By Chris Cadeau
Medill Reports
He knows violent gangs offer his West Side players a pass as they trek through bullet-riddled cityscape hauling their football pads to and from practice, while they dream of a life outside of Chicago.
D’Angelo Dereef and his coaching staff at Al Raby high school on the city’s West Side are more than coaches. Their players say their leadership means everything to their chances of educational and life success. The program’s impact has resulted in scholar athletes going to college and top talent drafted into the NFL.
“Some kids don’t even have a choice,” said senior cornerback Romel Goston. “For most, we’re the man of the house at 16 [years old]. We don’t have a father figure or role model at home. So, we come here for three to four hours [a day], and this is the only time we get grown men telling us, ‘Do this right. Do that right.

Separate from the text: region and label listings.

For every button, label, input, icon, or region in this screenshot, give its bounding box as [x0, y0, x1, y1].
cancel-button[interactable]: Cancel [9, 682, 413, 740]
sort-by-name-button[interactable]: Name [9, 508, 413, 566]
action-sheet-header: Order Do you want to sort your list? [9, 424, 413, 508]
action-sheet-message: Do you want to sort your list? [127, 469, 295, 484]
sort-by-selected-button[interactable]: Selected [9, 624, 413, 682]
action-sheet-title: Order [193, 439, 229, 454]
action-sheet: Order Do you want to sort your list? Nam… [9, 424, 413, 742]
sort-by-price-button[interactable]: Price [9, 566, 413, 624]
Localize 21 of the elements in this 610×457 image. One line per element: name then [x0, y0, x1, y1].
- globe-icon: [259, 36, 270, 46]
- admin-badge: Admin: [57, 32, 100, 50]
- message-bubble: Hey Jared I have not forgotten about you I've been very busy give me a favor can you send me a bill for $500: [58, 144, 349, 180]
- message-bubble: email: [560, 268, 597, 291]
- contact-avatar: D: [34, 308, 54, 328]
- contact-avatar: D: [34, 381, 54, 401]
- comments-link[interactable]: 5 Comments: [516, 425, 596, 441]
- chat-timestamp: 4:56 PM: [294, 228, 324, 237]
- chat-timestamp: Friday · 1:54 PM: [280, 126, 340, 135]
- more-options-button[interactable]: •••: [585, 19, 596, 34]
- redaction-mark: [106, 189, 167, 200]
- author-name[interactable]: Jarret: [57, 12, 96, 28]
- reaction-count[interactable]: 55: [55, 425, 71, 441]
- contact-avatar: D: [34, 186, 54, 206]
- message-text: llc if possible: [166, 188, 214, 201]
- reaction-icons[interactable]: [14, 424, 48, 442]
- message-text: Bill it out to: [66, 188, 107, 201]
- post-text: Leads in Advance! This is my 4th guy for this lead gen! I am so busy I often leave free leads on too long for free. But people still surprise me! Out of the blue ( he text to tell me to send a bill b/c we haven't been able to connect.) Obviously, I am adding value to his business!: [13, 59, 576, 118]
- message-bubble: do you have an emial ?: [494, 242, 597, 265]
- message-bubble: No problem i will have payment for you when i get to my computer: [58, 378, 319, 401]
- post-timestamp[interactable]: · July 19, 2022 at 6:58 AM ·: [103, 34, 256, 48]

No backtalk.’ Teaching us respect.”
Dereef, coach at Al Raby since 2004, believes if his program builds successful young men first, the product on the field will take care of itself.
“I want them to see that they can be different,” Dereef said. “They don’t have to [stay in Chicago]. They don’t have to be on the block. They can get a degree.”
In 2018, Al Raby’s staff watched proudly as one of their own not only played for and graduated from the University of Indiana, but also was selected in the 6th round of the 2018 NFL Draft.
“That’s where it all started for me, and I don’t know where I’d be without Al Raby,” said Dallas Cowboys linebacker, Chris Covington. “They were like brothers – fathers – everything they could be to me – and I appreciate every man that’s at Al Raby because they’ve impacted me in such a positive way.”
In 2017, Dereef marched his program to a 12-2 record and to its first state semi-final appearance. More impressive though, 68 college recruiters came to visit Al Raby players that year, the coach said, and seven out of 11 seniors signed college intent letters to play football.
As many as 11 of 17 of Al Raby seniors this past 2018 season will go to college to play football on some level, with two commitments to Division I programs already despite a down year at 5-6, said Dereef.
What makes this even more impressive is that less than 400 students are enrolled at Al Raby, and the team only fields an average of 24 to 30 players each season. The average Chicago Public Schools high school has an enrollment of almost 900 students, according to the CPS website.
“I don’t know where I’d be if it wasn’t for Al Raby,” Covington said.
This scholastic and athletic feat is accomplished with “unwavering discipline,” players explained. Not just the hard stuff, either, but discipline coupled with love, acceptance and consistency according to Dereef.
Each player is expected to achieve a point total derived from off-season program participation like weights, team meetings and academic requirements. Failure to do so means a player does not dress in the fall.
The team also can’t afford to go to spring and summer camps, so the coaches bring the experience to them. Every training camp starts with the “lock in.” The team spends a week sealed inside the school, living in the gymnasium, bonding together and earning the final points needed to make the team.
“The lock in is where we become family,” Goston said. “It’s here we share all our life struggles and bond, become brothers.”
Dereef also has a special eye on academics to help ensure his team is achieving his expectations.
“[Players] know I’m also the dean of students, so they can’t get away with trouble,” Dereef said. “I push grades and attendance. I check every Sunday. So if [they] follow that little blue print and [they’re] a halfway decent athlete, [they’re] going to school.”
Part of the success is also attributed to the partnership and consistent presence of its coaching staff, especially from one former Wheaton College football player who adds experience coupled with ministry, said Dereef.
Jordan Dornbush, defensive coordinator and the West Side’s representative for the Fellowship of Christian Athletes, is in his fourth season volunteering at Al Raby. His dedication is enormous for a student population who expect men to come and go in their lives, according to Dereef.
“As you start to get close to these kids, you start hearing what they go through on a daily basis,” said Dornbush. “Most of them don’t have any male figure in their life that’s doing right. So, we’re coaches, teachers and mentors to them in school, and then like father figures after [school] to teach them things like how to cook and change a tire. Things they’d never learn from anybody else.”
The consistent presence of male role models inside the football program, to include some of its players, can be unusual for the area in which it operates, according to Dereef.
“I try to talk to them about stuff they don’t see everyday– happily married, not cheating on the wife, fearing God and putting people of different races into their lives,” Dereef said.
Students described their community as less fortunate and overlooked, but assure their situation gives them hope.
“It’s not just this narrative, it’s the truth,” said senior defensive back Dontay Givens. “When you put a bunch of people in a community with lack of education, lack of economics and no jobs, what do you expect to happen? You’re going to create the ‘have’ and ‘have-not’s’ You’re either going to use drugs, sell drugs or [make] music to ease the pain – and us that turn to sports, we get this gateway.”
Dereef and his staff are proud to be paving that road to success and breaking down misconceptions.
“They said it couldn’t be done on the West Side,” Dereef said. “You just have to make them believe. My number one goal is that these kids have an opportunity to get out of Chicago and see something different.”